水戸地裁(前田英子・裁判長、ルビ=えいこ)は、首都圏唯一の原発で11年3・11東日本大震災で被災し、自動停止している日本原電東海第2原発(茨城県東海村)運転を認めない判決を言い渡した(3月18日)。茨城県など9都県の住民224人が運転差し止めを求めた訴訟。「避難計画の不備」を理由に運転差し止めをかちとった歴史的な勝利である。

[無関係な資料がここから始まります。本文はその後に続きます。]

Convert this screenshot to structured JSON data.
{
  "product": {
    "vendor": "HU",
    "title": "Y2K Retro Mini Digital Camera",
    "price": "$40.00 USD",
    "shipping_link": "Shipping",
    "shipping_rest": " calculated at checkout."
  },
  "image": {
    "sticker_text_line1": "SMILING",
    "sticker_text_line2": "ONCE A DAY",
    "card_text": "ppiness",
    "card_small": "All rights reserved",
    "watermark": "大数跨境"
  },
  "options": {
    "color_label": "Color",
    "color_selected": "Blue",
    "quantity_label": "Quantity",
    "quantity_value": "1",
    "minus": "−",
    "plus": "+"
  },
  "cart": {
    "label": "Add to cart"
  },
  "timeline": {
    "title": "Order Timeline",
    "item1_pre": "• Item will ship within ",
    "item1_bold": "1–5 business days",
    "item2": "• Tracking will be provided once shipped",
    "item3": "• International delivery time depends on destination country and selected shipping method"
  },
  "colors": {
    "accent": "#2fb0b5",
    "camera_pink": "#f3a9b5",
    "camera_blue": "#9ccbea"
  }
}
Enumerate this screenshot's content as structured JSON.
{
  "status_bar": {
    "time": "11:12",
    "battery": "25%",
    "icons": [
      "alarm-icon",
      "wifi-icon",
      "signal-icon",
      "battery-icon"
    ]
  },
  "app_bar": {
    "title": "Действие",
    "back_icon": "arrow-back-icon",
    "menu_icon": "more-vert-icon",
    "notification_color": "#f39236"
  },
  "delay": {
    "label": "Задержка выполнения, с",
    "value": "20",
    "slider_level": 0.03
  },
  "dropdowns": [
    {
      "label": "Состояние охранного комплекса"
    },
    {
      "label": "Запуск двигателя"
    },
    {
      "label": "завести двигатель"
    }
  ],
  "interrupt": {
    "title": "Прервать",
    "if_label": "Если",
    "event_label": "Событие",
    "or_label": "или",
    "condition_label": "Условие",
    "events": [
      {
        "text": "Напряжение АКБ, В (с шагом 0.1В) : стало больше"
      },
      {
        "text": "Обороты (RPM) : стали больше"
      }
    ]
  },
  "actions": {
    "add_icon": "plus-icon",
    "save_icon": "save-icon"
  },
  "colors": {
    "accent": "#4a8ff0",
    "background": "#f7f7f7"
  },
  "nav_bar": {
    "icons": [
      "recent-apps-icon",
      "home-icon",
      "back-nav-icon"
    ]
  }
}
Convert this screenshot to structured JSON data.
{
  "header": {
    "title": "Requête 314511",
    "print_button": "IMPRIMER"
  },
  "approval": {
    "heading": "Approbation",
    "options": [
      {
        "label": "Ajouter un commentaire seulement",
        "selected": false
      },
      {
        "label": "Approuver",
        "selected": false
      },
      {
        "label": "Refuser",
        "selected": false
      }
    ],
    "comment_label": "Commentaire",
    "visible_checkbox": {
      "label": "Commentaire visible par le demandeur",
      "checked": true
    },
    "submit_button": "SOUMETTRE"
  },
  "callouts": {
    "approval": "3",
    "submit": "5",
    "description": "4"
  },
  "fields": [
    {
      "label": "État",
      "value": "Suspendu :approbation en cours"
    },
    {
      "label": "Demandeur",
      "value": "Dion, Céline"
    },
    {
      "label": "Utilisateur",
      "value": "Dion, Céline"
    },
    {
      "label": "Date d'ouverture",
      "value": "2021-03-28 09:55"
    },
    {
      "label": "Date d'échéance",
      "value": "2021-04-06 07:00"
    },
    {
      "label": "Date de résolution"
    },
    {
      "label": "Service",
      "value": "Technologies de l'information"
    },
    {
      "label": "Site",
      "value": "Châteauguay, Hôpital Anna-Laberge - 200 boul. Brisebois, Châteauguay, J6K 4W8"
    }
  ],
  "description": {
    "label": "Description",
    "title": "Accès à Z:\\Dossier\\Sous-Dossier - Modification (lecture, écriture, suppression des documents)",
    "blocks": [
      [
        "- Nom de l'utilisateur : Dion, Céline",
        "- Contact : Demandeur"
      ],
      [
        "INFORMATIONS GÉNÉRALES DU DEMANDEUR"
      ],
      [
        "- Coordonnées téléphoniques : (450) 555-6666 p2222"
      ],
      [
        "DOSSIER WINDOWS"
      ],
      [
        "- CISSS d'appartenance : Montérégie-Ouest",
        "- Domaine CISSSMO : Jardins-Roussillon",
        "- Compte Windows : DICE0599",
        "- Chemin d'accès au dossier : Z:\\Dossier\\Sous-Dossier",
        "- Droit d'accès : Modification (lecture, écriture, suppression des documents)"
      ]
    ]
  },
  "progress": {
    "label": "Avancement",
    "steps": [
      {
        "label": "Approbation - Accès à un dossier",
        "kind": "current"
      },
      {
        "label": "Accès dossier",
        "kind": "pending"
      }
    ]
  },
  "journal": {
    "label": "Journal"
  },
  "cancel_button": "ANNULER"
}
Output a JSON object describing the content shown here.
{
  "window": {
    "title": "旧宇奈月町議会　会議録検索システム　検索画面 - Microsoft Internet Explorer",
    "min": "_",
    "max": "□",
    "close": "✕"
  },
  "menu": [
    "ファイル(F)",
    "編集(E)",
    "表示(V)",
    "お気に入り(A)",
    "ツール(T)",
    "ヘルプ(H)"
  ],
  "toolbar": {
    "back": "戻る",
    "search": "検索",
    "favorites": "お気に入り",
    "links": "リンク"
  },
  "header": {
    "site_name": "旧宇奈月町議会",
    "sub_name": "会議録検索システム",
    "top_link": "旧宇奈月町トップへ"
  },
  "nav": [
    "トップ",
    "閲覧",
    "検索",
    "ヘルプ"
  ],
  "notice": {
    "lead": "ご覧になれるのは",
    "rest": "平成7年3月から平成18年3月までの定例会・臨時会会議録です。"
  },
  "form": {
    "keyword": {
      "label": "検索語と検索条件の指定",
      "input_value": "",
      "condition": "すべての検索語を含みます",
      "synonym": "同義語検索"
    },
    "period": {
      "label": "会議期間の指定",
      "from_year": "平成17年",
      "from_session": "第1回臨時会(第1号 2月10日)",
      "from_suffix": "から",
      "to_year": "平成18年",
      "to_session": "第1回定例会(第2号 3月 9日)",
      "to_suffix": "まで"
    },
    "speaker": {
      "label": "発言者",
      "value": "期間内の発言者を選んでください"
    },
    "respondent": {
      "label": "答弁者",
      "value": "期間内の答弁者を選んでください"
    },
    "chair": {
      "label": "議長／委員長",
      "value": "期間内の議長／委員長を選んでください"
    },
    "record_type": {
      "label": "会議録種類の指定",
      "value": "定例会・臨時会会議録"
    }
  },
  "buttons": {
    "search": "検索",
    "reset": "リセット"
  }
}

 水戸地裁前に詰めかけた100人を超える原告、支援者、報道陣の前に「首都圏も守られた」「勝訴」「東海第二原発、再稼働認めず」と書かれた3本の旗。「勝った」「良かった」など歓声に包まれた。事故が起これば首都圏が壊滅するおそれがある老朽化した東海第2原発の再稼働を阻止したのだ。

 水戸市内での報告、記者会見では河合弘之弁護団長が、「今回の勝利は原告団の結束の結果。『避難できない』として再稼働を止めた原発裁判史上初の勝利。全国の反原発訴訟に水平展開できる」と発言。元東海村村議・原告団共同代表の相沢一正さんは「永年訴え続け、危険性がやっと認められた」と声明(4面に掲載)を読み上げた。海渡雄一弁護士らの発言の後、ガンバロー三唱。その後、伊方山口裁判の報告会場とリモートでエール交換した。

▽避難計画に実効性なし

 海渡弁護士は、「判決は、原子力災害重点区域内の住民94万人が避難できる計画や態勢は整えられていないとして、区域内に居住する原告には、人格権侵害の具体的な危険があると判断が示された」「人口の密集地でもあり、現実に立案が難航していることも丹念に認定、複数の避難路が確保できていないことなども、具体的に指摘している」「判決では原発の安全性には多くの疑問符がつけられ、重大事故が起こらないという保障はないという判断に。最後の頼みの綱ともいえる避難計画に実効性がないと、原告側の勝利に。画期的な判決だ」と述べた。